Secondly, the Kashmir debate has been internationalized because of the purposeful endeavors of the Kashmiri individuals, the diaspora and Pakistan’s diplomatic and political assistance. Pakistan enables access to journalists from different parts of the world to visit all parts of AJK with a view to feature the unfavorable effect of the continuous Kashmir question. Contrasted with Pakistan, and as examined previously, India keeps up strict authority over visits of the media in IOK. It declines to enable the global media to visit IOK, yet offers consent to choose Indian media to cover the emergency in Kashmir.

 Truth be told, India has not countered any findings of the report and these human rights violations are not even new.

It should be specified here that Pakistan’s administration permits human rights activists to visit AJK, and converse with the disastrous casualties of the emergency, though India does not enable such visits to the IOK. Aside from Pakistan’s endeavors to extend the debate universally, the Kashmiri diaspora living in different nations is dynamic in featuring the predicament of their kin in IOK. India wouldn’t like to internationalize the issue, so it uses “terrorism” as the bogeyman to divert the attention of the international fraternity.

Read more: India continue to violate human rights in IOK

Thirdly, “India is a developing state and the standards of global governance do not apply to it,” but aspires to be part of UNSC and treated as a major power in the region. Honestly, India also uses the issue of national sovereignty selectively. The reason why India shies away from addressing these reports lies in its UNSC membership ambitions Yet, continuous orgy of violence resulting in dozen unarmed protesters and killings have proven that, by all accounts Kashmir remains the Indian state’s Achilles heel, a blot on the collective conscience of India’s democracy.
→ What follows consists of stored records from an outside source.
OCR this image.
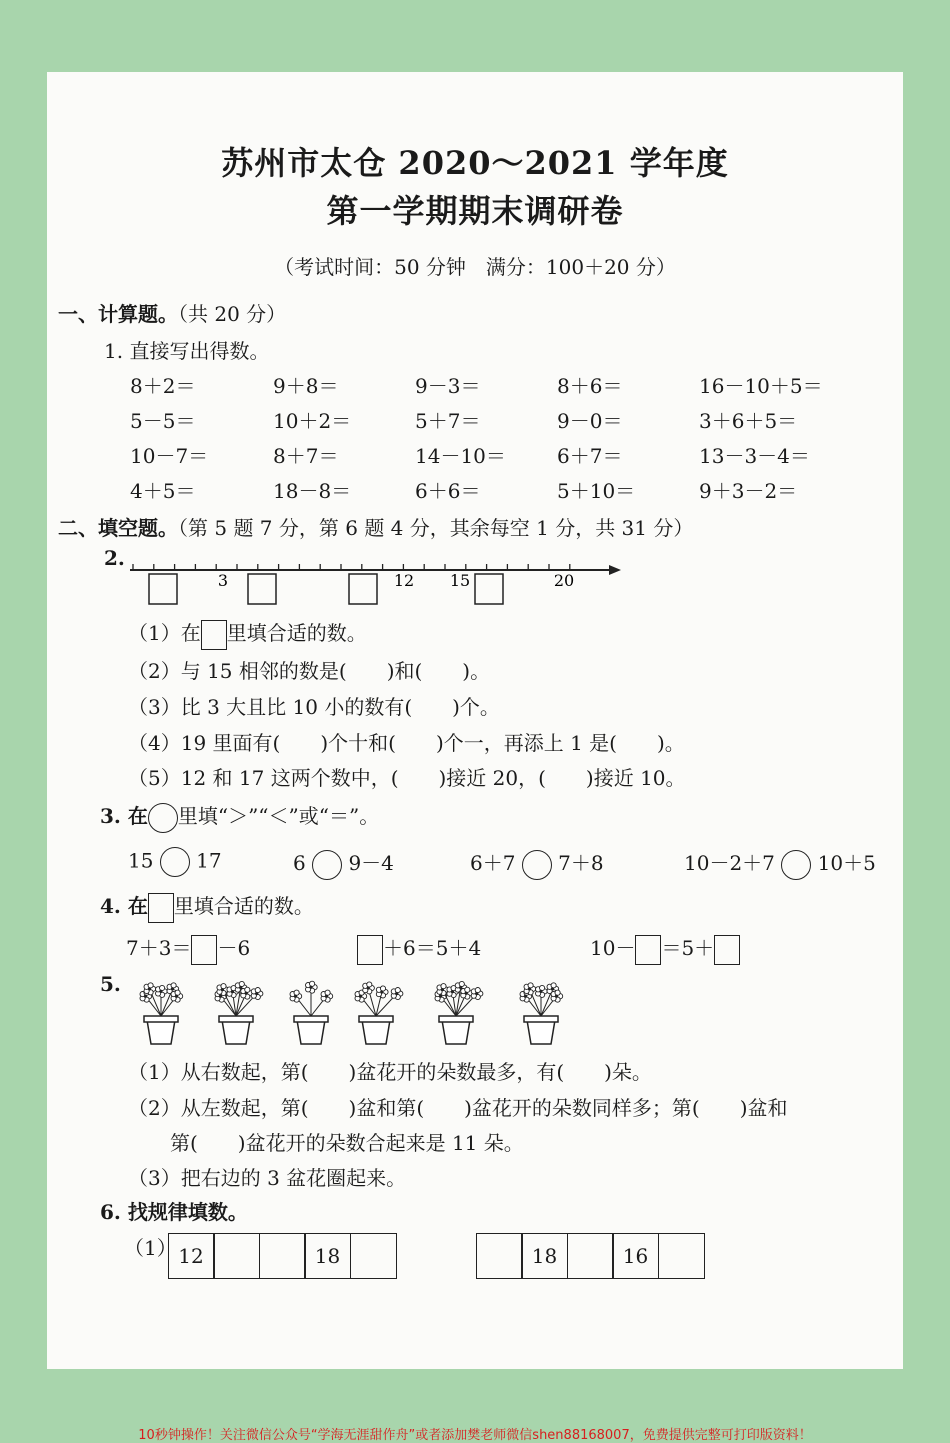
苏州市太仓 2020～2021 学年度
第一学期期末调研卷
（考试时间：50 分钟　满分：100＋20 分）
一、计算题。（共 20 分）
1. 直接写出得数。
8＋2＝	9＋8＝	9－3＝	8＋6＝	16－10＋5＝
5－5＝	10＋2＝	5＋7＝	9－0＝	3＋6＋5＝
10－7＝	8＋7＝	14－10＝	6＋7＝	13－3－4＝
4＋5＝	18－8＝	6＋6＝	5＋10＝	9＋3－2＝
二、填空题。（第 5 题 7 分，第 6 题 4 分，其余每空 1 分，共 31 分）
2.
3	12 15	20
（1）在 里填合适的数。
（2）与 15 相邻的数是(　　)和(　　)。
（3）比 3 大且比 10 小的数有(　　)个。
（4）19 里面有(　　)个十和(　　)个一，再添上 1 是(　　)。
（5）12 和 17 这两个数中，(　　)接近 20，(　　)接近 10。
3. 在 里填“＞”“＜”或“＝”。
15 17	6 9－4	6＋7 7＋8	10－2＋7 10＋5
4. 在 里填合适的数。
7＋3＝ －6	＋6＝5＋4	10－ ＝5＋
5.
（1）从右数起，第(　　)盆花开的朵数最多，有(　　)朵。
（2）从左数起，第(　　)盆和第(　　)盆花开的朵数同样多；第(　　)盆和
第(　　)盆花开的朵数合起来是 11 朵。
（3）把右边的 3 盆花圈起来。
6. 找规律填数。
（1） 12	18	18	16
10秒钟操作！关注微信公众号“学海无涯甜作舟”或者添加樊老师微信shen88168007，免费提供完整可打印版资料！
Last, but hardly the least, India’s Kashmir problem is a questions of self-determination and democracy that has regressed under Modi because of its authoritarian tendencies fused with Hindutva.

Adeel Mukhtar Mirza delivers lectures on international relations and the changing world dynamics. He has numerous published articles in the domain of International Relations. He graduated as a Strategic Studies’ scholar from National Defense University, Islamabad. The views expressed in this article are author’s own and do not necessarily reflect the editorial policy of Global Village Space.